JAMAL KHALIFA: I don't know him exactly, but I'm saying the same thing. So why...my question to them again, why the Philippine government up to now, they did not file case against me?
Wahab Akbar, another ex-rebel and now governor of Basilan says Khalifa set up the Abu Sayyaf.
JAMAL KHALIFA: This guy, he used to...he was a very poor guy, and he used to stay in my house in Manila sometimes. Believe me, just feed him. And as I am saying, those people when they...imagine some person, he is from the street, then he jump to be a governor., and he want to please the government, what he will say?
Khalifa's case points to the difficulty America faces in trying to break up al-Qa'ida's infrastructure. If he is the real terrorist mastermind, the proof lies buried deep with al-Qa'ida's inner circle, which remains largely intact.
ZACHARY ABUZA: I think it's going to be very hard to prosecute, especially people like him, the money men, and perhaps that's why in over 13 months right now, 14 months, so little al-Qa'ida money has actually been confiscated. To my knowledge, only some $113 million in terrorist funding has been seized since September 11. And many of the charities that Khalifa has been affiliated with or established himself are still up and operating. It's very difficult for these governments to shut these down.
As Khalifa awaits the arrival of his customers, there is no hint of the suspected international terrorist. But again, he's preparing for another court case. In an attempt to stop terrorist funding, some of the victims of September 11 are trying to shut down Islamic charities. This includes a multimillion-dollar lawsuit against Khalifa and other prominent Saudis. The case has yet to come to court, and Khalifa says the plan will backfire.
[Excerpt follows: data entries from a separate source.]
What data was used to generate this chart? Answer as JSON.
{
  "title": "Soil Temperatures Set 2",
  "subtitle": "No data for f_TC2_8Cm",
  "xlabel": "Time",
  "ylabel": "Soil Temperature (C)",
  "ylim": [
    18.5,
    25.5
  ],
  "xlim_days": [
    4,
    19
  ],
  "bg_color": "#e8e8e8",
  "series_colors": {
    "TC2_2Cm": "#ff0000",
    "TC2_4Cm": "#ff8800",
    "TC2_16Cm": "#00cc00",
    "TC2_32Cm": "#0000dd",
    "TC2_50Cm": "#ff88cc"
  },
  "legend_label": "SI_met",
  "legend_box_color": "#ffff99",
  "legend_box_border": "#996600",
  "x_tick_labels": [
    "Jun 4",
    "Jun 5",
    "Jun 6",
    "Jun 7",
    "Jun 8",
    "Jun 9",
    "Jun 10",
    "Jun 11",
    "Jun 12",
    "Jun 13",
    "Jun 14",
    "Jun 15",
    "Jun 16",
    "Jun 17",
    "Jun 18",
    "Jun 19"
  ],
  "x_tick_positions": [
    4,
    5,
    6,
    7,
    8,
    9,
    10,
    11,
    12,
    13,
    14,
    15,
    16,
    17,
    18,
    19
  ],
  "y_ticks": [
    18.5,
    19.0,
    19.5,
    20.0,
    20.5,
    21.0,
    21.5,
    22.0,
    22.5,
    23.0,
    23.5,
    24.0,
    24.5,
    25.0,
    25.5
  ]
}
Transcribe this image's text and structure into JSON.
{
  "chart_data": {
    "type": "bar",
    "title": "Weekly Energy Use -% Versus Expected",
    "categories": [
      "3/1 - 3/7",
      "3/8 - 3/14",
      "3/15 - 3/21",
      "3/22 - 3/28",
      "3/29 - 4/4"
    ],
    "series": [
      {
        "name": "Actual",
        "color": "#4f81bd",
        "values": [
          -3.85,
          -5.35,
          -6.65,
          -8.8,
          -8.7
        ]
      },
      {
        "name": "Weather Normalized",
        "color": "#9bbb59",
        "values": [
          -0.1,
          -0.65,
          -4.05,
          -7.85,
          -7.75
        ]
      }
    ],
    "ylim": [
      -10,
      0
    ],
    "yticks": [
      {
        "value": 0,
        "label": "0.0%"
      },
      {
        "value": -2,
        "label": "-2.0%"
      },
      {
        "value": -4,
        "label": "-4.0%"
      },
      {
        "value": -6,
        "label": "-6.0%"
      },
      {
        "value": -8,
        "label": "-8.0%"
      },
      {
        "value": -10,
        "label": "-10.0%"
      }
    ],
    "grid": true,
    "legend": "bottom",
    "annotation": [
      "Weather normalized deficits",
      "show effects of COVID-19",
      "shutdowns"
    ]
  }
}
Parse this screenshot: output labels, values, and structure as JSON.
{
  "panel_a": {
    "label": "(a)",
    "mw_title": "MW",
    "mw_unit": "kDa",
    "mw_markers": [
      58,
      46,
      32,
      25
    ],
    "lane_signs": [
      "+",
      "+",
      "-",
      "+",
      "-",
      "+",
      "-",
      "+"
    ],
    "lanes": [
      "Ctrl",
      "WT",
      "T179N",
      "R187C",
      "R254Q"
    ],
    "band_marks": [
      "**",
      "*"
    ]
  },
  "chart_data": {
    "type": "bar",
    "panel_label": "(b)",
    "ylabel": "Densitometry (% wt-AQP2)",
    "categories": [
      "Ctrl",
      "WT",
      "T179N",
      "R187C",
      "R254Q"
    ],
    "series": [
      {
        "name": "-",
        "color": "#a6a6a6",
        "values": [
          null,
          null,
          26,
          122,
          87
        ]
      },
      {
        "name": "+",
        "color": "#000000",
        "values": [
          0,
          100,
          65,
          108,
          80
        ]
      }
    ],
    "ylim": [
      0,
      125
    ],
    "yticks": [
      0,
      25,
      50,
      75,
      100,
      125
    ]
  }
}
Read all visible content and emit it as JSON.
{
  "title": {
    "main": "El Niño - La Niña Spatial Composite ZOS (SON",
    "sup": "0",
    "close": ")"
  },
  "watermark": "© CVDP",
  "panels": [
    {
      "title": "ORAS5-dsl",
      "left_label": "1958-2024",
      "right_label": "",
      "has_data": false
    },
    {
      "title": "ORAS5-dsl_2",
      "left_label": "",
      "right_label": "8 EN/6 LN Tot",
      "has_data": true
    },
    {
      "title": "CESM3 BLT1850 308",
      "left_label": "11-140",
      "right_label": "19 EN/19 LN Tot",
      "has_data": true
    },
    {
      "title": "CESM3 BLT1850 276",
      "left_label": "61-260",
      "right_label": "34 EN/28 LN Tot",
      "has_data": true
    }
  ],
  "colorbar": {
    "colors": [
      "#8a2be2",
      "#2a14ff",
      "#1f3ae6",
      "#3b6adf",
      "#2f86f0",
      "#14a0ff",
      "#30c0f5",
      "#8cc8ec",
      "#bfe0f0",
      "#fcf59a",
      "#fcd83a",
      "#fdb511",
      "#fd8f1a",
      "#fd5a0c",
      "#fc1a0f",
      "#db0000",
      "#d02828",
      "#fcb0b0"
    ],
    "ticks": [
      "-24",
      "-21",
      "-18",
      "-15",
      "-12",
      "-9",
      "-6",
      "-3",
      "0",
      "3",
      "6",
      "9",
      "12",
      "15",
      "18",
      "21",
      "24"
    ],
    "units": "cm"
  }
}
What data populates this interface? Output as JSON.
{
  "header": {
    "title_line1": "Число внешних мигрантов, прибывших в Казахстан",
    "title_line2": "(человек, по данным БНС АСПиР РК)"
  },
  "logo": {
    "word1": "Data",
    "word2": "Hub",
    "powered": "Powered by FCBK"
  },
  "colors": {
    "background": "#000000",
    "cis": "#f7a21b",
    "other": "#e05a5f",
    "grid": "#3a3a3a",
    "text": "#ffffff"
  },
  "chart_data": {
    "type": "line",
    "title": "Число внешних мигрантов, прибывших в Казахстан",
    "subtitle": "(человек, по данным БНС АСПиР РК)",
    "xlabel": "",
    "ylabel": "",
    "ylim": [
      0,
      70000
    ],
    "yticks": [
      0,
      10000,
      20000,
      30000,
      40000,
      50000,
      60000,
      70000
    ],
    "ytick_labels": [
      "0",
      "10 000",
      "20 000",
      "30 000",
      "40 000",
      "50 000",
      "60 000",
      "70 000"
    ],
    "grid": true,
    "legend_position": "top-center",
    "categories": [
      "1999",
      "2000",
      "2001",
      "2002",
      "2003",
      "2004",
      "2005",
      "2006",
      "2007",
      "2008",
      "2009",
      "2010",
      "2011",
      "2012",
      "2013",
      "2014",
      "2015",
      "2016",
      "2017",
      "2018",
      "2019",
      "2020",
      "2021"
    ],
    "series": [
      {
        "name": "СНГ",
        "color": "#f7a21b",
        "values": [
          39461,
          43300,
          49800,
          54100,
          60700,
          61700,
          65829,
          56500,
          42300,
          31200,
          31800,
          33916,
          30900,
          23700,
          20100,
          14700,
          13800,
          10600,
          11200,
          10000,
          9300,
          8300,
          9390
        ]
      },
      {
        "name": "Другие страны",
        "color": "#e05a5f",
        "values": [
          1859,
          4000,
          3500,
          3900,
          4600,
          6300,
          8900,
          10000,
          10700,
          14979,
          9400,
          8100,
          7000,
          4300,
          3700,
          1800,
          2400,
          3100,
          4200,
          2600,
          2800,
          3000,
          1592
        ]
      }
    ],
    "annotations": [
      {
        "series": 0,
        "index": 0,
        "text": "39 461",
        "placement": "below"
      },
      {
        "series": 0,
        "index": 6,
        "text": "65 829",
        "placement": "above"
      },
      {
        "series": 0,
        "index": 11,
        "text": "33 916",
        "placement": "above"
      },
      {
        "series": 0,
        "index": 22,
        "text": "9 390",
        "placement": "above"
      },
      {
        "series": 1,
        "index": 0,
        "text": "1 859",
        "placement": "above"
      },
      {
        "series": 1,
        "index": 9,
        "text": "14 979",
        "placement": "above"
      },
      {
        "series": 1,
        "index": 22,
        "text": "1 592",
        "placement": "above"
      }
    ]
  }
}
JAMAL KHALIFA: And what the Americans and the West are doing now? Again, it's the charity organisation in Saudi Arabia. It is very, very dangerous for them. Look, they are filing a case against those charity organisation and they keep talking here and there. So they want what? They want this organisation to close? They want it not to help anybody? What do they want exactly? If they wanted it to shut down and close, it means that if you have one Osama bin Laden in the world, you will have millions. Because those charity organisations, they are feeding millions of people all over the world. And those people are poor people. They are jobless. Those organisations are giving them food, giving them jobs. When you take the food from their mouth, what do you expect? He will ask a question – “Who stopped this organisation?” They will tell him “the Americans.” OK, let any American move after that.
Despite years of scrutiny, Khalifa is currently not on the US most-wanted list. The FBI says simply “He's still under investigation.” His case shows just how difficult it will be for America to win its war on terror.